LinkedIn and Social Proof Posts
When you earn a new badge, announce it. Share a post that:
- Celebrates the customers who made it possible (tag them if appropriate)
- Explains what the badge means for buyers evaluating your category
- Invites others to share their experience
Badge announcement posts consistently outperform product posts in engagement because they center the customer, not the vendor.
Paid Advertising
G2 allows badge usage in paid ads under their brand guidelines. A display ad featuring a "G2 High Performer , Winter 2026" badge dramatically outperforms generic ads in click-through rate.
FAQ: G2 Badges
How often does G2 update badges?
G2 updates badges quarterly and publishes four seasonal reports each year: Winter, Spring, Summer, and Fall. Badges earned in one quarter remain current until the next report is published , roughly 90 days between badge cycles.
What is the minimum number of reviews needed to get a G2 badge?
10 reviews is the minimum to appear on the G2 Grid and become eligible for badges. Below 10 reviews, your product won't be placed in a quadrant and won't qualify for any badge. That said, appearing on the grid doesn't guarantee a badge , you also need your satisfaction scores to meet the category thresholds.
Can I get a G2 badge if I'm a small company?
Yes. The G2 High Performer and G2 Users Love Us badges are specifically accessible to smaller companies. High Performer rewards customer satisfaction regardless of market presence , a 20-person startup with 25 glowing reviews can beat a 500-person company with mediocre scores.

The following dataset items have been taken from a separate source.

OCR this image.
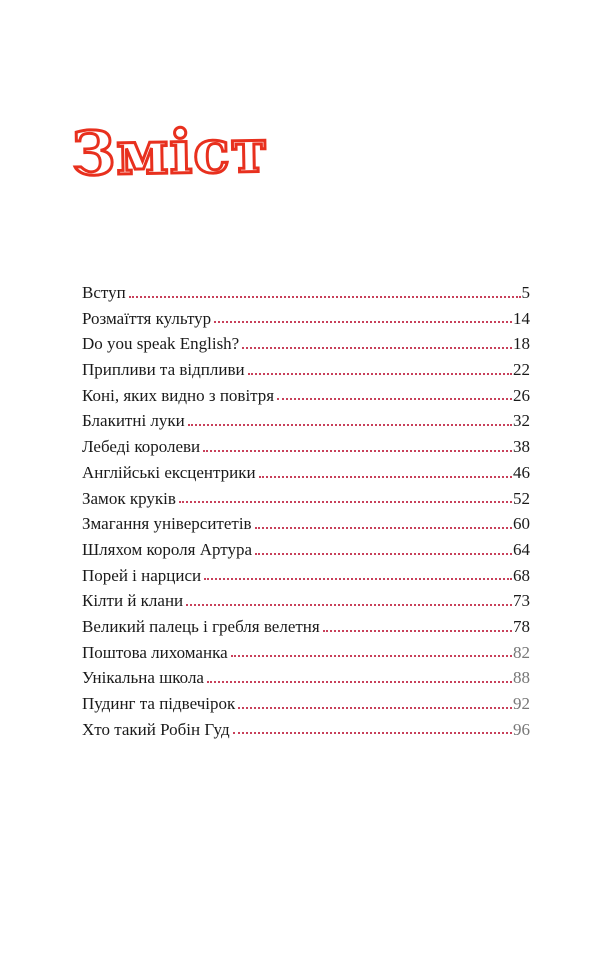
Зміст
Вступ	5
Розмаїття культур	14
Do you speak English?	18
Припливи та відпливи	22
Коні, яких видно з повітря	26
Блакитні луки	32
Лебеді королеви	38
Англійські ексцентрики	46
Замок круків	52
Змагання університетів	60
Шляхом короля Артура	64
Порей і нарциси	68
Кілти й клани	73
Великий палець і гребля велетня	78
Поштова лихоманка	82
Унікальна школа	88
Пудинг та підвечірок	92
Хто такий Робін Гуд	96
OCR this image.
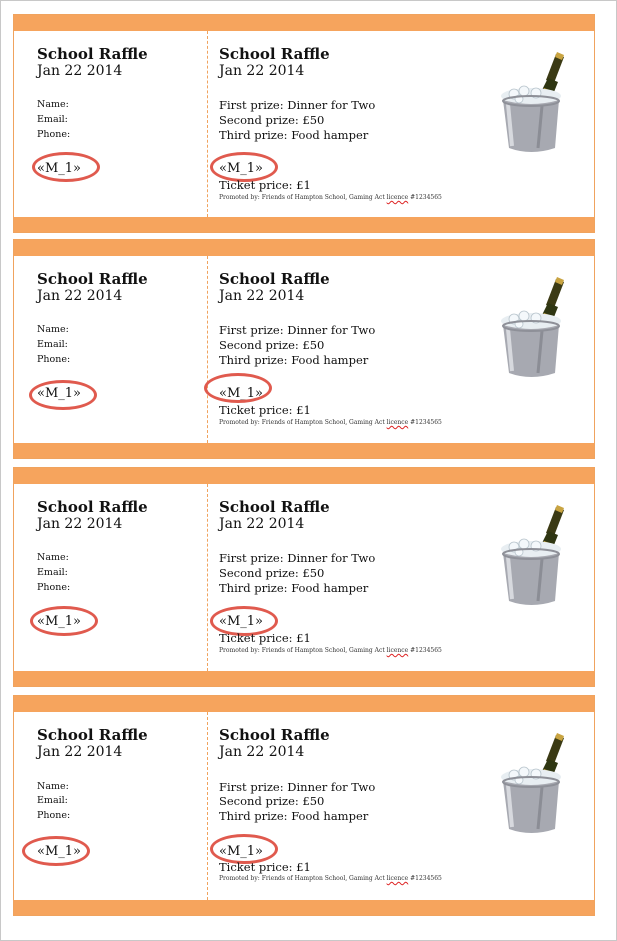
School Raffle
Jan 22 2014
Name:
Email:
Phone:
«M_1»
School Raffle
Jan 22 2014
First prize: Dinner for Two
Second prize: £50
Third prize: Food hamper
«M_1»
Ticket price: £1
Promoted by: Friends of Hampton School, Gaming Act licence #1234565
School Raffle
Jan 22 2014
Name:
Email:
Phone:
«M_1»
School Raffle
Jan 22 2014
First prize: Dinner for Two
Second prize: £50
Third prize: Food hamper
«M_1»
Ticket price: £1
Promoted by: Friends of Hampton School, Gaming Act licence #1234565
School Raffle
Jan 22 2014
Name:
Email:
Phone:
«M_1»
School Raffle
Jan 22 2014
First prize: Dinner for Two
Second prize: £50
Third prize: Food hamper
«M_1»
Ticket price: £1
Promoted by: Friends of Hampton School, Gaming Act licence #1234565
School Raffle
Jan 22 2014
Name:
Email:
Phone:
«M_1»
School Raffle
Jan 22 2014
First prize: Dinner for Two
Second prize: £50
Third prize: Food hamper
«M_1»
Ticket price: £1
Promoted by: Friends of Hampton School, Gaming Act licence #1234565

Does G2 allow incentivized reviews?
Yes, with conditions. G2 permits incentivized reviews (gift cards, account credits, etc.) as long as you disclose the incentive, don't require a positive review, and collect authentic feedback from real users. Paying for fake reviews or manipulating scores violates G2's policies and can result in removal from the platform.

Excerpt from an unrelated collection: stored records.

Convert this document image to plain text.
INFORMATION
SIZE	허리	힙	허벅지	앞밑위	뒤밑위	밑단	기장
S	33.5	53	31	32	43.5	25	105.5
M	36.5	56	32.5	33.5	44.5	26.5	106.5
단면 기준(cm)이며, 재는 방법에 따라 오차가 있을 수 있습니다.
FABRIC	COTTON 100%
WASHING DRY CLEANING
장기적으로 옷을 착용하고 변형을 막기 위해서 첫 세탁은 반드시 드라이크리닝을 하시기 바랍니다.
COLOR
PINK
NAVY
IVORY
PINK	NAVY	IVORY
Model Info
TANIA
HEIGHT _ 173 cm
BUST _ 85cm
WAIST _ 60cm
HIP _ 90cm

How do I know if my NPS scores are high enough to translate into good G2 reviews?
High NPS scores (9-10) are the strongest predictor of good G2 reviews. Promoters who rate you a 9 or 10 on NPS have already told you they love your product , they're primed to say the same on G2. Read more about how to turn NPS promoters into G2 reviewers.
The Path to Your First Badge
Getting your first G2 badge isn't complicated, but it does require consistent execution:
- Get to 10 reviews , find your happiest customers and ask personally
- Hit 4.0+ satisfaction , ask at the right moments, not just any moment
- Complete your profile , every field matters for market presence
- Keep reviews coming , build a recurring motion, not a one-time campaign
- Respond to every review , it signals engagement and improves your score
The companies that earn G2 badges and hold them quarter after quarter aren't doing anything exotic. They're doing the basics, consistently, with systems behind them.
If you want to rank higher in your G2 category beyond just earning your first badge, the same fundamentals apply , review volume, recency, and response rate compound over time.
Start with 10 reviews. Then keep going.